Neither system compares to the speakers in Video-55, which as we’ve noted before are best-in-class, producing bigger, richer sound that’s more appropriate to cinematic videos, and lacking in the aforementioned signal noise and left/right-channel issues. Sonic Impact’s only comparative omission is its lack of a second headphone port, a feature you’ll need to decide whether you need.
Absent from Philips’ packaging is any mention of the unit’s battery life, but it turns out that there’s an internal lithium battery inside capable of around 2.5 hours of DVD disc playback with headphones attached. In our testing, the battery ran for 5 hours and 20 minutes when used exclusively for iPod audio and video playback, on standard brightness, widescreen mode, and with the speakers at approximately 50% volume; the unit will run longer with headphones attached instead. This is roughly comparable to the battery life of Sonic Impact’s Video-55, and a big step below iFlip, which left the iPod almost fully charged after running out of power. Like Video-55, DCP850 lets the iPod’s battery run down, and ran out of power before our 80GB test iPod did.

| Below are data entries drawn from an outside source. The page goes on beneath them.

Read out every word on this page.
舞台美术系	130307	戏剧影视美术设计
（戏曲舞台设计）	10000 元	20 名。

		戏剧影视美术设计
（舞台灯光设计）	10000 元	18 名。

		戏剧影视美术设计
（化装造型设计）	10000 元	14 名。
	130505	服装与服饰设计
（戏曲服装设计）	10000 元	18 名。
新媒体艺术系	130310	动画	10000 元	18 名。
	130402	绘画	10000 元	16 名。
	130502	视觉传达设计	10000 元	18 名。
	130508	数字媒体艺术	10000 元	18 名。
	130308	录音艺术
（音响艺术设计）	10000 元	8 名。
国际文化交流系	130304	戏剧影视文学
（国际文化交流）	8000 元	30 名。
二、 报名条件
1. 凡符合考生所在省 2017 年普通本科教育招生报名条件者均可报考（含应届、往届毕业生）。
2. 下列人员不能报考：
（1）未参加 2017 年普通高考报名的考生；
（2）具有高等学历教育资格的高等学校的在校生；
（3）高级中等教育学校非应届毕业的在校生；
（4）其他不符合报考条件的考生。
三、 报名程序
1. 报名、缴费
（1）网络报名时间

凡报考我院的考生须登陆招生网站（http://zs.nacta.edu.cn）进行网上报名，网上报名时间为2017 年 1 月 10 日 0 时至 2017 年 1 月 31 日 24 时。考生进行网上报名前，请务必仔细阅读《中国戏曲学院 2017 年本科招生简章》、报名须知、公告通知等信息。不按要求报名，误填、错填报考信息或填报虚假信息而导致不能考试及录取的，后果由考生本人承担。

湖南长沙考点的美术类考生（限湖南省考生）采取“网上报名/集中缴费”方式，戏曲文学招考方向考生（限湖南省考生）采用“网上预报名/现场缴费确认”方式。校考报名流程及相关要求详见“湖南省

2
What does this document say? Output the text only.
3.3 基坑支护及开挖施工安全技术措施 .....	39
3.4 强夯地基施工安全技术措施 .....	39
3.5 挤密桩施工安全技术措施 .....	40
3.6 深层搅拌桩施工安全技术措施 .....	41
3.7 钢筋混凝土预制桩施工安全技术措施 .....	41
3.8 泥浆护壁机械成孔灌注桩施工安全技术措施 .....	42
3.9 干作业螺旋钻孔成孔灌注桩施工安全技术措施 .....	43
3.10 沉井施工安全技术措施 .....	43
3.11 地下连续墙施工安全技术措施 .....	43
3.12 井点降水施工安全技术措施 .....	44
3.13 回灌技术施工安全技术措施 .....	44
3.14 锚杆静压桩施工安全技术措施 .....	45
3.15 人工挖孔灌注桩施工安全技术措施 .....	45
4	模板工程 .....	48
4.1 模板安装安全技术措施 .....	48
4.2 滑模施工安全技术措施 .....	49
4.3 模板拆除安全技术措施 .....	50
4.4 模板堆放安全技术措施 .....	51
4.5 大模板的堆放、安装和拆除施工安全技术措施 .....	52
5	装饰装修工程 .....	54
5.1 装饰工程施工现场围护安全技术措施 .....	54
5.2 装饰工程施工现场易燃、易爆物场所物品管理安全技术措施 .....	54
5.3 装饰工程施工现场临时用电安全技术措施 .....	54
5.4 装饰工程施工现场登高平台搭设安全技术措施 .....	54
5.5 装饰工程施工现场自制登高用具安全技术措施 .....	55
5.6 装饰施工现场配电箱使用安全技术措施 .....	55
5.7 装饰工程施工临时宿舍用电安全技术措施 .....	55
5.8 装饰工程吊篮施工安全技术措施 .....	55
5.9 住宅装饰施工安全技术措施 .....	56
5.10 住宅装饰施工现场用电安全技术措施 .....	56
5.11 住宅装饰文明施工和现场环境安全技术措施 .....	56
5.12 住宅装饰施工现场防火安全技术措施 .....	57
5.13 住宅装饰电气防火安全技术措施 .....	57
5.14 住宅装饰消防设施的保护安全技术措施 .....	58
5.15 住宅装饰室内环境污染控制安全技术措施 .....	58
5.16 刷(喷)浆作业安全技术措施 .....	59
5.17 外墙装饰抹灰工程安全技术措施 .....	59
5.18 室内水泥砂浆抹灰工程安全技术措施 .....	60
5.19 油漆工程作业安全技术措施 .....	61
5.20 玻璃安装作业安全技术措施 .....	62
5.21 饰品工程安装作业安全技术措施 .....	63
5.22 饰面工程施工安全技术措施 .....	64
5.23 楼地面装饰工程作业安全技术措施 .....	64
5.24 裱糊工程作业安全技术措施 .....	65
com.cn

Unlike Video-55, however, DCP850 is like iFlip in that there’s no obvious compartment for removal and replacement of its internal rechargeable battery. While it’s obvious that none of the systems has been designed for an easy battery change on an airplane - even Video-55 requires you to remove two screws - there’s no doubt that DCP850 isn’t intended for user modification in this regard, so when the battery’s dead, you’ll need to send it back to Philips for repair or buy a new unit.
Value and Conclusions
The Philips DCP850 nearly rated our general-level recommendation: despite the fact that its video and audio aren’t quite as impressive as in its higher-rated competitors, its inclusion of a DVD drive alongside the iPod dock makes it a true multi-purpose portable companion. If you’re one of the many people unable or unwilling to convert DVDs to an iPod-ready format, DCP850 gives you the ability to carry both discs and the iPod around in one unit - a less than optimal option, but one that’s far better executed than in iLuv’s earlier i1055. The convenience of access to these formats in a sub-$200 device will be significant for some people, enough so that they’ll be willing to look past the unit’s AV limitations and enjoy what it has to offer regardless.
Regrettably, there’s no denying that DCP850 isn’t the best iPod video add-on out there: screen and speaker quality aside, its unimpressive lack of iPod menu and remote integration are telltale signs of a “cash-in” product, and its tendency to perform audio backwards and display videos in the wrong aspect ratio unless manually tuned otherwise will annoy many users. The iPod-specific engineering and quality control really weren’t what it should have been here - even small fixes would have made this a generally recommendable product. If it wasn’t for the DVD drive, we’d have little reason to recommend it to any of our readers as an alternative to the iFlip, and even then, iFlip’s superior battery life, screen and speakers would have us lean in that direction. For the price, unless you need DVD functionality - or want Philips’ marginally important SD card features - we still think Sonic Impact’s Video-55 is the best portable iPod display add-on around, and iFlip a smarter second choice.